Maturazione dell’RNA

La maturazione dell’RNA (RNA processing) comprende l’insieme delle modificazioni chimiche e strutturali che convertono un trascritto primario immaturo (pre-RNA) nel prodotto funzionale maturo. Questo processo è una prerogativa quasi esclusiva degli eucarioti ed è di fondamentale importanza per la stabilità e il trasporto delle molecole.


Le Quattro Tipologie Principali di Maturazione

Si distinguono quattro principali meccanismi di maturazione post-trascrizionale:

  1. Modificazioni terminali: Consistono nell’aggiunta del cappuccio (cap) all’estremità 5’ e della coda poli(A) all’estremità 3’ dell’mRNA. Queste strutture proteggono l’RNA dalla degradazione. Inoltre, il cap al 5’ è essenziale per il riconoscimento dell’mRNA per l’inizio della traduzione, mentre entrambe le modificazioni servono a superare i checkpoint nucleari per l’esportazione nel citoplasma.
  2. Splicing: Rimozione fisica delle sequenze non codificanti (introni) e saldatura delle sequenze destinate al trascritto maturo (esoni).
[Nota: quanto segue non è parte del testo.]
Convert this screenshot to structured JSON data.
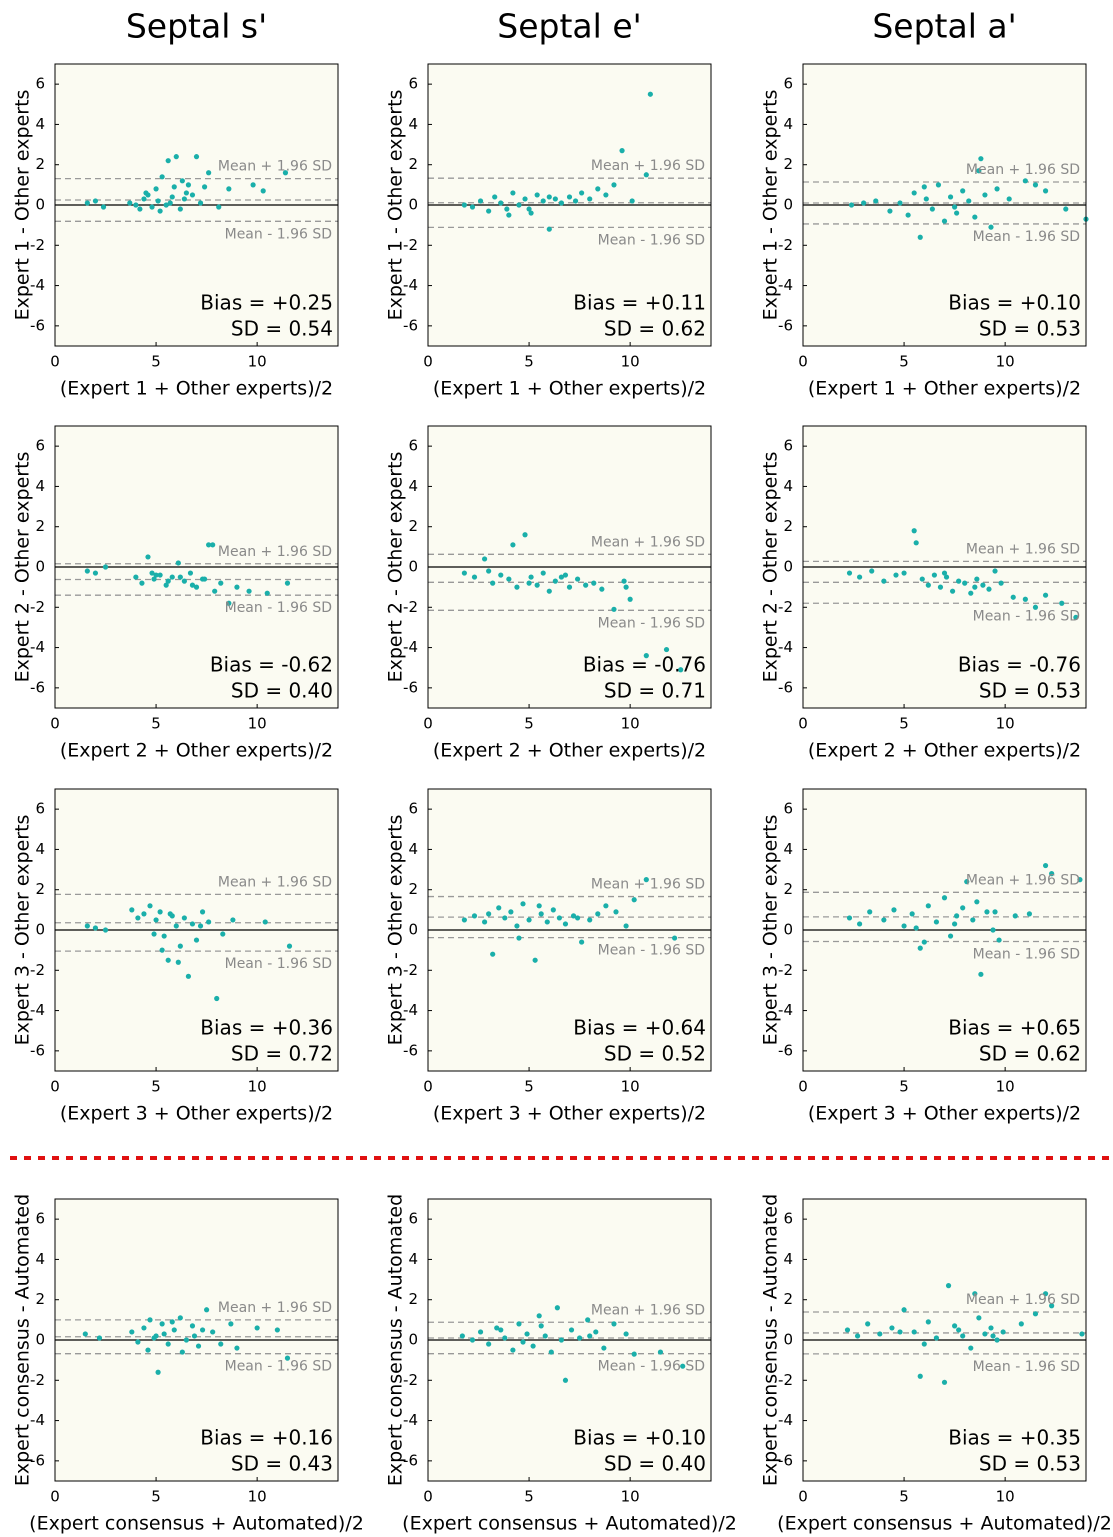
{
  "column_titles": [
    "Septal s'",
    "Septal e'",
    "Septal a'"
  ],
  "chart_data": [
    {
      "type": "scatter",
      "ylabel": "Expert 1 - Other experts",
      "xlabel": "(Expert 1 + Other experts)/2",
      "xlim": [
        0,
        14
      ],
      "ylim": [
        -7,
        7
      ],
      "xticks": [
        0,
        5,
        10
      ],
      "yticks": [
        -6,
        -4,
        -2,
        0,
        2,
        4,
        6
      ],
      "color": "#1aafaa",
      "x": [
        1.6,
        2.0,
        2.4,
        3.7,
        4.0,
        4.2,
        4.4,
        4.6,
        4.8,
        5.0,
        5.1,
        5.3,
        5.5,
        5.6,
        5.8,
        5.9,
        6.0,
        6.2,
        6.3,
        6.5,
        6.6,
        6.8,
        7.0,
        7.2,
        7.4,
        7.6,
        8.1,
        8.6,
        9.8,
        10.3,
        11.4,
        4.5,
        5.2,
        6.4,
        5.7
      ],
      "values": [
        0.1,
        0.2,
        -0.1,
        0.1,
        0.0,
        -0.2,
        0.3,
        0.5,
        -0.1,
        0.8,
        0.2,
        1.4,
        0.0,
        2.2,
        0.4,
        0.9,
        2.4,
        -0.2,
        1.2,
        0.6,
        1.0,
        0.5,
        2.4,
        0.1,
        0.9,
        1.6,
        -0.1,
        0.8,
        1.0,
        0.7,
        1.6,
        0.6,
        -0.3,
        0.3,
        0.1
      ],
      "bias_line": 0.25,
      "limit_lines": [
        1.31,
        -0.81
      ],
      "limit_labels": [
        "Mean + 1.96 SD",
        "Mean - 1.96 SD"
      ],
      "bias_label": "Bias = +0.25",
      "sd_label": "SD = 0.54"
    },
    {
      "type": "scatter",
      "ylabel": "Expert 1 - Other experts",
      "xlabel": "(Expert 1 + Other experts)/2",
      "xlim": [
        0,
        14
      ],
      "ylim": [
        -7,
        7
      ],
      "xticks": [
        0,
        5,
        10
      ],
      "yticks": [
        -6,
        -4,
        -2,
        0,
        2,
        4,
        6
      ],
      "color": "#1aafaa",
      "x": [
        1.8,
        2.2,
        2.6,
        3.0,
        3.3,
        3.6,
        3.9,
        4.2,
        4.5,
        4.8,
        5.1,
        5.4,
        5.7,
        6.0,
        6.3,
        6.6,
        7.0,
        7.3,
        7.6,
        8.0,
        8.4,
        8.8,
        9.2,
        9.6,
        10.1,
        10.8,
        11.0,
        4.0,
        5.0,
        6.0
      ],
      "values": [
        0.0,
        -0.1,
        0.2,
        -0.3,
        0.4,
        0.1,
        -0.2,
        0.6,
        0.0,
        0.3,
        -0.4,
        0.5,
        0.2,
        -1.2,
        0.3,
        0.1,
        0.4,
        0.2,
        0.6,
        0.3,
        0.8,
        0.5,
        1.0,
        2.7,
        0.2,
        1.5,
        5.5,
        -0.5,
        -0.2,
        0.4
      ],
      "bias_line": 0.11,
      "limit_lines": [
        1.33,
        -1.11
      ],
      "limit_labels": [
        "Mean + 1.96 SD",
        "Mean - 1.96 SD"
      ],
      "bias_label": "Bias = +0.11",
      "sd_label": "SD = 0.62"
    },
    {
      "type": "scatter",
      "ylabel": "Expert 1 - Other experts",
      "xlabel": "(Expert 1 + Other experts)/2",
      "xlim": [
        0,
        14
      ],
      "ylim": [
        -7,
        7
      ],
      "xticks": [
        0,
        5,
        10
      ],
      "yticks": [
        -6,
        -4,
        -2,
        0,
        2,
        4,
        6
      ],
      "color": "#1aafaa",
      "x": [
        2.4,
        3.0,
        3.6,
        4.3,
        4.8,
        5.2,
        5.5,
        5.8,
        6.1,
        6.4,
        6.7,
        7.0,
        7.3,
        7.6,
        7.9,
        8.2,
        8.5,
        8.8,
        9.0,
        9.3,
        9.6,
        10.2,
        11.0,
        11.5,
        12.0,
        13.0,
        14.0,
        6.0,
        7.5,
        8.7
      ],
      "values": [
        0.0,
        0.1,
        0.2,
        -0.3,
        0.1,
        -0.5,
        0.6,
        -1.6,
        0.3,
        -0.2,
        1.0,
        -0.8,
        0.4,
        -0.4,
        0.7,
        0.2,
        -0.6,
        2.3,
        0.5,
        -1.1,
        0.8,
        0.3,
        1.2,
        1.0,
        0.7,
        -0.2,
        -0.7,
        0.9,
        -0.1,
        1.7
      ],
      "bias_line": 0.1,
      "limit_lines": [
        1.14,
        -0.94
      ],
      "limit_labels": [
        "Mean + 1.96 SD",
        "Mean - 1.96 SD"
      ],
      "bias_label": "Bias = +0.10",
      "sd_label": "SD = 0.53"
    },
    {
      "type": "scatter",
      "ylabel": "Expert 2 - Other experts",
      "xlabel": "(Expert 2 + Other experts)/2",
      "xlim": [
        0,
        14
      ],
      "ylim": [
        -7,
        7
      ],
      "xticks": [
        0,
        5,
        10
      ],
      "yticks": [
        -6,
        -4,
        -2,
        0,
        2,
        4,
        6
      ],
      "color": "#1aafaa",
      "x": [
        1.6,
        2.0,
        2.5,
        4.0,
        4.3,
        4.6,
        4.9,
        5.2,
        5.5,
        5.8,
        6.1,
        6.4,
        6.7,
        7.0,
        7.3,
        7.6,
        7.9,
        8.2,
        8.6,
        9.0,
        9.6,
        10.5,
        11.5,
        4.8,
        5.6,
        6.2,
        7.8,
        5.0,
        6.8,
        7.4
      ],
      "values": [
        -0.2,
        -0.3,
        0.0,
        -0.5,
        -0.8,
        0.5,
        -0.6,
        -0.4,
        -0.9,
        -0.5,
        0.2,
        -0.7,
        -0.3,
        -1.0,
        -0.6,
        1.1,
        -1.2,
        -0.8,
        -1.8,
        -1.0,
        -1.2,
        -1.3,
        -0.8,
        -0.3,
        -0.7,
        -0.5,
        1.1,
        -0.4,
        -0.9,
        -0.6
      ],
      "bias_line": -0.62,
      "limit_lines": [
        0.16,
        -1.4
      ],
      "limit_labels": [
        "Mean + 1.96 SD",
        "Mean - 1.96 SD"
      ],
      "bias_label": "Bias = -0.62",
      "sd_label": "SD = 0.40"
    },
    {
      "type": "scatter",
      "ylabel": "Expert 2 - Other experts",
      "xlabel": "(Expert 2 + Other experts)/2",
      "xlim": [
        0,
        14
      ],
      "ylim": [
        -7,
        7
      ],
      "xticks": [
        0,
        5,
        10
      ],
      "yticks": [
        -6,
        -4,
        -2,
        0,
        2,
        4,
        6
      ],
      "color": "#1aafaa",
      "x": [
        1.8,
        2.3,
        2.8,
        3.2,
        3.6,
        4.0,
        4.2,
        4.4,
        4.8,
        5.1,
        5.4,
        5.7,
        6.0,
        6.3,
        6.6,
        7.0,
        7.4,
        7.8,
        8.2,
        8.6,
        9.2,
        9.7,
        10.0,
        10.8,
        11.8,
        12.5,
        3.0,
        5.0,
        6.8,
        9.8
      ],
      "values": [
        -0.3,
        -0.5,
        0.4,
        -0.8,
        -0.4,
        -0.6,
        1.1,
        -1.0,
        1.6,
        -0.5,
        -0.9,
        -0.3,
        -1.2,
        -0.7,
        -0.5,
        -1.0,
        -0.6,
        -0.9,
        -0.8,
        -1.1,
        -2.1,
        -0.7,
        -1.6,
        -4.4,
        -4.1,
        -5.1,
        -0.2,
        -0.8,
        -0.4,
        -1.0
      ],
      "bias_line": -0.76,
      "limit_lines": [
        0.63,
        -2.15
      ],
      "limit_labels": [
        "Mean + 1.96 SD",
        "Mean - 1.96 SD"
      ],
      "bias_label": "Bias = -0.76",
      "sd_label": "SD = 0.71"
    },
    {
      "type": "scatter",
      "ylabel": "Expert 2 - Other experts",
      "xlabel": "(Expert 2 + Other experts)/2",
      "xlim": [
        0,
        14
      ],
      "ylim": [
        -7,
        7
      ],
      "xticks": [
        0,
        5,
        10
      ],
      "yticks": [
        -6,
        -4,
        -2,
        0,
        2,
        4,
        6
      ],
      "color": "#1aafaa",
      "x": [
        2.3,
        2.8,
        3.4,
        4.0,
        4.6,
        5.0,
        5.5,
        5.6,
        5.9,
        6.2,
        6.5,
        6.8,
        7.1,
        7.4,
        7.7,
        8.0,
        8.3,
        8.6,
        8.9,
        9.2,
        9.5,
        9.8,
        10.4,
        11.0,
        11.5,
        12.0,
        12.8,
        13.5,
        7.0,
        8.5
      ],
      "values": [
        -0.3,
        -0.5,
        -0.2,
        -0.7,
        -0.4,
        -0.3,
        1.8,
        1.2,
        -0.6,
        -0.9,
        -0.4,
        -1.0,
        -0.5,
        -1.2,
        -0.7,
        -0.8,
        -1.3,
        -0.6,
        -0.9,
        -1.1,
        -0.2,
        -0.8,
        -1.5,
        -1.6,
        -2.0,
        -1.4,
        -1.8,
        -2.5,
        -0.3,
        -1.0
      ],
      "bias_line": -0.76,
      "limit_lines": [
        0.28,
        -1.8
      ],
      "limit_labels": [
        "Mean + 1.96 SD",
        "Mean - 1.96 SD"
      ],
      "bias_label": "Bias = -0.76",
      "sd_label": "SD = 0.53"
    },
    {
      "type": "scatter",
      "ylabel": "Expert 3 - Other experts",
      "xlabel": "(Expert 3 + Other experts)/2",
      "xlim": [
        0,
        14
      ],
      "ylim": [
        -7,
        7
      ],
      "xticks": [
        0,
        5,
        10
      ],
      "yticks": [
        -6,
        -4,
        -2,
        0,
        2,
        4,
        6
      ],
      "color": "#1aafaa",
      "x": [
        1.6,
        2.0,
        2.5,
        3.8,
        4.1,
        4.4,
        4.7,
        5.0,
        5.2,
        5.4,
        5.6,
        5.8,
        6.0,
        6.2,
        6.4,
        6.6,
        6.8,
        7.0,
        7.3,
        7.6,
        8.0,
        8.3,
        8.8,
        10.4,
        11.6,
        4.9,
        5.3,
        5.7,
        6.1,
        7.2
      ],
      "values": [
        0.2,
        0.1,
        0.0,
        1.0,
        0.6,
        0.8,
        1.2,
        0.5,
        0.9,
        -0.3,
        -1.5,
        0.7,
        0.2,
        -0.8,
        0.6,
        -2.3,
        0.3,
        -0.5,
        0.9,
        0.4,
        -3.4,
        -0.2,
        0.5,
        0.4,
        -0.8,
        -0.2,
        -1.0,
        0.8,
        -1.6,
        0.2
      ],
      "bias_line": 0.36,
      "limit_lines": [
        1.77,
        -1.05
      ],
      "limit_labels": [
        "Mean + 1.96 SD",
        "Mean - 1.96 SD"
      ],
      "bias_label": "Bias = +0.36",
      "sd_label": "SD = 0.72"
    },
    {
      "type": "scatter",
      "ylabel": "Expert 3 - Other experts",
      "xlabel": "(Expert 3 + Other experts)/2",
      "xlim": [
        0,
        14
      ],
      "ylim": [
        -7,
        7
      ],
      "xticks": [
        0,
        5,
        10
      ],
      "yticks": [
        -6,
        -4,
        -2,
        0,
        2,
        4,
        6
      ],
      "color": "#1aafaa",
      "x": [
        1.8,
        2.3,
        2.8,
        3.2,
        3.5,
        3.8,
        4.1,
        4.4,
        4.7,
        5.0,
        5.3,
        5.6,
        5.9,
        6.2,
        6.5,
        6.8,
        7.2,
        7.6,
        8.0,
        8.4,
        8.8,
        9.3,
        9.8,
        10.2,
        10.8,
        12.2,
        3.0,
        4.5,
        5.5,
        7.4
      ],
      "values": [
        0.5,
        0.7,
        0.4,
        -1.2,
        1.1,
        0.6,
        0.9,
        0.2,
        1.3,
        0.5,
        -1.5,
        0.8,
        0.4,
        1.0,
        0.6,
        0.3,
        0.7,
        -0.6,
        0.5,
        0.8,
        1.2,
        0.9,
        0.2,
        1.5,
        2.5,
        -0.4,
        0.8,
        -0.4,
        1.2,
        0.6
      ],
      "bias_line": 0.64,
      "limit_lines": [
        1.66,
        -0.38
      ],
      "limit_labels": [
        "Mean + 1.96 SD",
        "Mean - 1.96 SD"
      ],
      "bias_label": "Bias = +0.64",
      "sd_label": "SD = 0.52"
    },
    {
      "type": "scatter",
      "ylabel": "Expert 3 - Other experts",
      "xlabel": "(Expert 3 + Other experts)/2",
      "xlim": [
        0,
        14
      ],
      "ylim": [
        -7,
        7
      ],
      "xticks": [
        0,
        5,
        10
      ],
      "yticks": [
        -6,
        -4,
        -2,
        0,
        2,
        4,
        6
      ],
      "color": "#1aafaa",
      "x": [
        2.3,
        2.8,
        3.3,
        4.0,
        4.5,
        5.0,
        5.4,
        5.8,
        6.2,
        6.6,
        7.0,
        7.3,
        7.6,
        7.9,
        8.1,
        8.4,
        8.8,
        9.1,
        9.4,
        9.7,
        10.5,
        11.2,
        12.0,
        12.3,
        13.7,
        6.0,
        7.5,
        8.6,
        9.5,
        5.6
      ],
      "values": [
        0.6,
        0.3,
        0.9,
        0.5,
        1.0,
        0.2,
        0.8,
        -0.9,
        1.2,
        0.4,
        1.6,
        -0.3,
        0.7,
        1.1,
        2.4,
        0.5,
        -2.2,
        0.9,
        0.0,
        -0.5,
        0.7,
        0.8,
        3.2,
        2.8,
        2.5,
        -0.6,
        0.3,
        1.4,
        0.9,
        0.1
      ],
      "bias_line": 0.65,
      "limit_lines": [
        1.87,
        -0.57
      ],
      "limit_labels": [
        "Mean + 1.96 SD",
        "Mean - 1.96 SD"
      ],
      "bias_label": "Bias = +0.65",
      "sd_label": "SD = 0.62"
    },
    {
      "type": "scatter",
      "ylabel": "Expert consensus - Automated",
      "xlabel": "(Expert consensus + Automated)/2",
      "xlim": [
        0,
        14
      ],
      "ylim": [
        -7,
        7
      ],
      "xticks": [
        0,
        5,
        10
      ],
      "yticks": [
        -6,
        -4,
        -2,
        0,
        2,
        4,
        6
      ],
      "color": "#1aafaa",
      "x": [
        1.5,
        2.2,
        3.8,
        4.1,
        4.4,
        4.7,
        5.0,
        5.1,
        5.3,
        5.6,
        5.9,
        6.2,
        6.5,
        6.8,
        7.1,
        7.5,
        7.8,
        8.2,
        8.7,
        9.0,
        10.0,
        11.0,
        11.5,
        4.6,
        5.4,
        5.8,
        6.3,
        6.9,
        7.3,
        4.9
      ],
      "values": [
        0.3,
        0.1,
        0.4,
        -0.1,
        0.6,
        1.0,
        0.2,
        -1.6,
        0.8,
        -0.2,
        0.5,
        1.1,
        0.0,
        0.7,
        -0.3,
        1.5,
        0.4,
        -0.2,
        0.8,
        -0.4,
        0.6,
        0.5,
        -0.9,
        -0.5,
        0.3,
        0.9,
        -0.6,
        0.2,
        0.5,
        0.1
      ],
      "bias_line": 0.16,
      "limit_lines": [
        1.0,
        -0.68
      ],
      "limit_labels": [
        "Mean + 1.96 SD",
        "Mean - 1.96 SD"
      ],
      "bias_label": "Bias = +0.16",
      "sd_label": "SD = 0.43"
    },
    {
      "type": "scatter",
      "ylabel": "Expert consensus - Automated",
      "xlabel": "(Expert consensus + Automated)/2",
      "xlim": [
        0,
        14
      ],
      "ylim": [
        -7,
        7
      ],
      "xticks": [
        0,
        5,
        10
      ],
      "yticks": [
        -6,
        -4,
        -2,
        0,
        2,
        4,
        6
      ],
      "color": "#1aafaa",
      "x": [
        1.7,
        2.2,
        2.6,
        3.0,
        3.4,
        3.8,
        4.2,
        4.5,
        4.9,
        5.2,
        5.5,
        5.8,
        6.1,
        6.4,
        6.8,
        7.1,
        7.5,
        7.9,
        8.3,
        8.7,
        9.2,
        9.8,
        10.2,
        11.5,
        12.6,
        3.6,
        4.7,
        5.6,
        6.6,
        8.0
      ],
      "values": [
        0.2,
        0.0,
        0.4,
        -0.2,
        0.6,
        0.1,
        -0.5,
        0.8,
        0.3,
        -0.3,
        1.2,
        0.2,
        -0.6,
        1.6,
        -2.0,
        0.5,
        0.1,
        1.0,
        0.4,
        -0.4,
        0.8,
        0.3,
        -0.7,
        -0.6,
        -1.3,
        0.5,
        -0.1,
        0.7,
        0.0,
        0.2
      ],
      "bias_line": 0.1,
      "limit_lines": [
        0.88,
        -0.68
      ],
      "limit_labels": [
        "Mean + 1.96 SD",
        "Mean - 1.96 SD"
      ],
      "bias_label": "Bias = +0.10",
      "sd_label": "SD = 0.40"
    },
    {
      "type": "scatter",
      "ylabel": "Expert consensus - Automated",
      "xlabel": "(Expert consensus + Automated)/2",
      "xlim": [
        0,
        14
      ],
      "ylim": [
        -7,
        7
      ],
      "xticks": [
        0,
        5,
        10
      ],
      "yticks": [
        -6,
        -4,
        -2,
        0,
        2,
        4,
        6
      ],
      "color": "#1aafaa",
      "x": [
        2.2,
        2.7,
        3.2,
        3.8,
        4.4,
        5.0,
        5.5,
        5.8,
        6.2,
        6.6,
        7.0,
        7.2,
        7.5,
        7.9,
        8.3,
        8.7,
        9.0,
        9.3,
        9.6,
        9.9,
        10.8,
        11.5,
        12.0,
        12.3,
        13.8,
        6.0,
        7.7,
        8.5,
        9.4,
        4.8
      ],
      "values": [
        0.5,
        0.2,
        0.8,
        0.3,
        0.6,
        1.5,
        0.4,
        -1.8,
        0.9,
        0.1,
        -2.1,
        2.7,
        0.7,
        0.2,
        -0.4,
        1.1,
        0.3,
        0.6,
        0.0,
        0.4,
        0.8,
        1.3,
        2.3,
        1.7,
        0.3,
        -0.2,
        0.5,
        2.3,
        0.2,
        0.4
      ],
      "bias_line": 0.35,
      "limit_lines": [
        1.39,
        -0.69
      ],
      "limit_labels": [
        "Mean + 1.96 SD",
        "Mean - 1.96 SD"
      ],
      "bias_label": "Bias = +0.35",
      "sd_label": "SD = 0.53"
    }
  ]
}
Questo processo permette anche lo Splicing Alternativo per generare molteplici isoforme proteiche a partire dallo stesso gene.
  3. Taglio (Cleavage): Rimozione enzimatica di sequenze in eccesso mediante tagli endo- o esonucleasici interni o esterni alle estremità del filamento.
  4. Modificazioni chimiche (Editing): Vedi RNA Editing. Sostituzione, rimozione o aggiunta di singole basi azotate. L’editing permette a uno stesso gene di codificare per isoforme proteiche differenti in tessuti diversi, aumentando la diversità proteica senza la necessità di espandere il numero di geni nel genoma.


Maturazione del rRNA Eucariotico

I geni per gli RNA ribosomiali eucariotici sono ripetuti in tandem nel genoma e sono organizzati in grandi unità di trascrizione:

  • L’RNA polimerasi sintetizza un lungo trascritto primario immaturo.
  • La maturazione avviene esclusivamente mediante tagli enzimatici interni ed esterni, che separano fisicamente i diversi rRNA maturi (18S, 28S e 5.8S) dal precursore comune eliminando le sequenze spaziatrici intermedie.


Maturazione del tRNA

Il tRNA viene trascritto in una forma immatura priva del suo ripiegamento a trifoglio caratteristico. La sua maturazione richiede molteplici passaggi:

  1. Tagli terminali: Vengono rimosse le sequenze in eccesso alle estremità 5’ e 3’.
  2. Splicing: Rimozione di eventuali introni presenti nel precursore.
  3. Aggiunta della sequenza CCA: Viene aggiunta la sequenza trinucleotidica CCA all’estremità 3’, la quale funge da sito di attacco specifico per l’amminoacido durante l’amminoacilazione.
  4. Modificazioni delle basi: Numerosi nucleotidi subiscono modifiche chimiche specifiche (es. metilazioni, pseudouridilazioni) che stabilizzano la struttura terziaria finale del tRNA.


Maturazione nei Batteri (Procarioti)

Nei batteri non avvengono processi di maturazione sui trascritti di classe 2 (mRNA). L’mRNA batterico è tradotto contemporaneamente alla sua sintesi (traduzione co-trascrizionale).